Rights Activist Returns Amid Rumors of Arrest

Kem Sokha, the director of the Cam­bodian Center for Human Rights, returned to Phnom Penh on Tuesday evening from Bang­kok saying that with the threat of ar­rest forcing many to flee, he had no choice but to return.

Kem Sokha denied he fled to Thai­land on Sunday, claiming in­stead that he had pre-arranged meet­ings with embassies there.

“I cannot stay outside the country because there are too many peo­ple who are outside,” he said on his return, adding that he has ne­v­er accused the government of sell­ing land to foreign countries.

“I come back not to work on the bor­der issue but on democracy,” he said.

For decades, ordinary Cam­bo­di­ans have watched politicians, ac­ti­v­ists and others flee the country at the hint of real or imagined danger, and Kem Sokha said colleagues, observers and politicians from other countries often ask why flight is so common in Cam­bo­dia.

“If we leave every time, it’s not good,” he said. “But if we stay every time, then it’s not good.”

Every situation is different, but for many, the condition of Cam­bo­dia’s prisons and the lack of independence in the judiciary were ma­jor factors for deciding to flee, Kem Sokha said.

At some point, Kem Sokha add­ed, Cambodians will start standing up for their rights and risk jail time for their beliefs, but he felt that this was still two or three years off.

“Cambodian people are poor,” he said. “They are tired and scared. And some don’t trust anyone.”

Chea Vannath, president of the Cen­ter for Social Development, said Cambodian culture and the coun­try’s recent history of com­pro­mise at all levels are factors that lead to flight.

“They say if there is a fire, let the fire extinguish itself,” she said.

Every person must make their own decisions on whether to leave the country, and while some have de­cided to stay, there isn’t necessarily benefit in being jailed, she add­ed.

In order to get international at­ten­tion, she said, “you need to get a critical mass” of people who are in jail.

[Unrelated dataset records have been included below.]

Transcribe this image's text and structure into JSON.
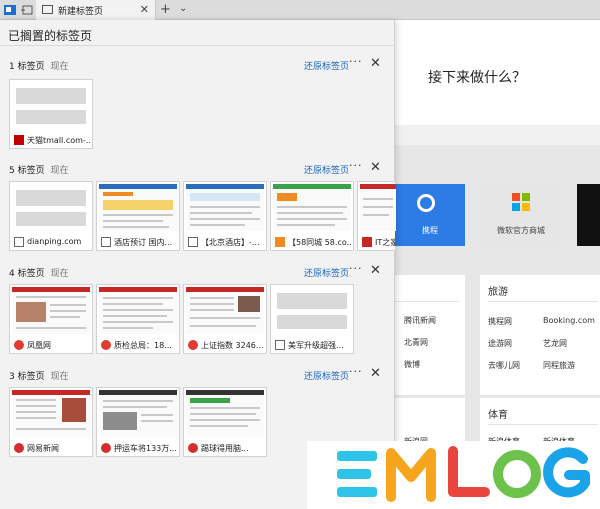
{
  "browser": {
    "active_tab_title": "新建标签页",
    "close_glyph": "✕",
    "new_tab_glyph": "+",
    "dropdown_glyph": "⌄"
  },
  "panel": {
    "title": "已搁置的标签页",
    "restore_label": "还原标签页",
    "more_glyph": "···",
    "close_glyph": "✕",
    "groups": [
      {
        "count_label": "1 标签页",
        "when": "现在",
        "tabs": [
          {
            "caption": "天猫tmall.com-...",
            "favicon": "tmall-icon",
            "favicon_color": "#c40000"
          }
        ]
      },
      {
        "count_label": "5 标签页",
        "when": "现在",
        "tabs": [
          {
            "caption": "dianping.com",
            "favicon": "page-icon"
          },
          {
            "caption": "酒店预订 国内...",
            "favicon": "page-icon"
          },
          {
            "caption": "【北京酒店】-...",
            "favicon": "page-icon"
          },
          {
            "caption": "【58同城 58.co...",
            "favicon": "58-icon"
          },
          {
            "caption": "IT之家",
            "favicon": "ithome-icon"
          }
        ]
      },
      {
        "count_label": "4 标签页",
        "when": "现在",
        "tabs": [
          {
            "caption": "凤凰网",
            "favicon": "ifeng-icon"
          },
          {
            "caption": "质检总局：18...",
            "favicon": "ifeng-icon"
          },
          {
            "caption": "上证指数 3246...",
            "favicon": "ifeng-icon"
          },
          {
            "caption": "美军升级超强...",
            "favicon": "page-icon"
          }
        ]
      },
      {
        "count_label": "3 标签页",
        "when": "现在",
        "tabs": [
          {
            "caption": "网易新闻",
            "favicon": "netease-icon"
          },
          {
            "caption": "押运车将133万...",
            "favicon": "netease-icon"
          },
          {
            "caption": "踢球得用脑...",
            "favicon": "netease-icon"
          }
        ]
      }
    ]
  },
  "new_tab_page": {
    "question": "接下来做什么？",
    "tiles": [
      {
        "label": "携程",
        "color": "#2d7be5"
      },
      {
        "label": "微软官方商城",
        "color": "#e6e6e6"
      }
    ],
    "cards": [
      {
        "heading": "旅游",
        "rows": [
          [
            "携程网",
            "Booking.com"
          ],
          [
            "途游网",
            "艺龙网"
          ],
          [
            "去哪儿网",
            "同程旅游"
          ]
        ]
      },
      {
        "heading": "体育",
        "rows": [
          [
            "新浪体育",
            "新浪体育"
          ]
        ]
      }
    ],
    "news_rows": [
      "腾讯新闻",
      "北青网",
      "微博",
      "新浪网"
    ]
  },
  "watermark": {
    "text": "EMLOG",
    "colors": [
      "#2ec4e8",
      "#f7a51c",
      "#e8453c",
      "#6cc24a",
      "#1aa3e8"
    ]
  }
}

Until then, individuals who are sent to jail are often kept under tight control and there is little to no com­munication with the outside world to allow them to continue re­lay­ing their message, she said.

Opposition lawmaker Son Chhay said he understood why some people leave the country, but added that it ultimately damages their credibility.

“But we have to be firm,” Son Chhay said. “One has to be committed. If you can only say out a few words and then run, it takes away your credibility. If you want to be a hero, you should act like a hero.”

Ideas, unlike people, can’t be ar­rest­ed, Son Chhay said, and only by facing up to intimidation will ar­bit­rary arrests and imprisonment end.

“At the end, the prime minister will realize he can’t shut everyone up and then he will start to listen,” he said. “We have to make this prac­tice [of using the courts to si­lence critics] no longer viable and they will abandon it.”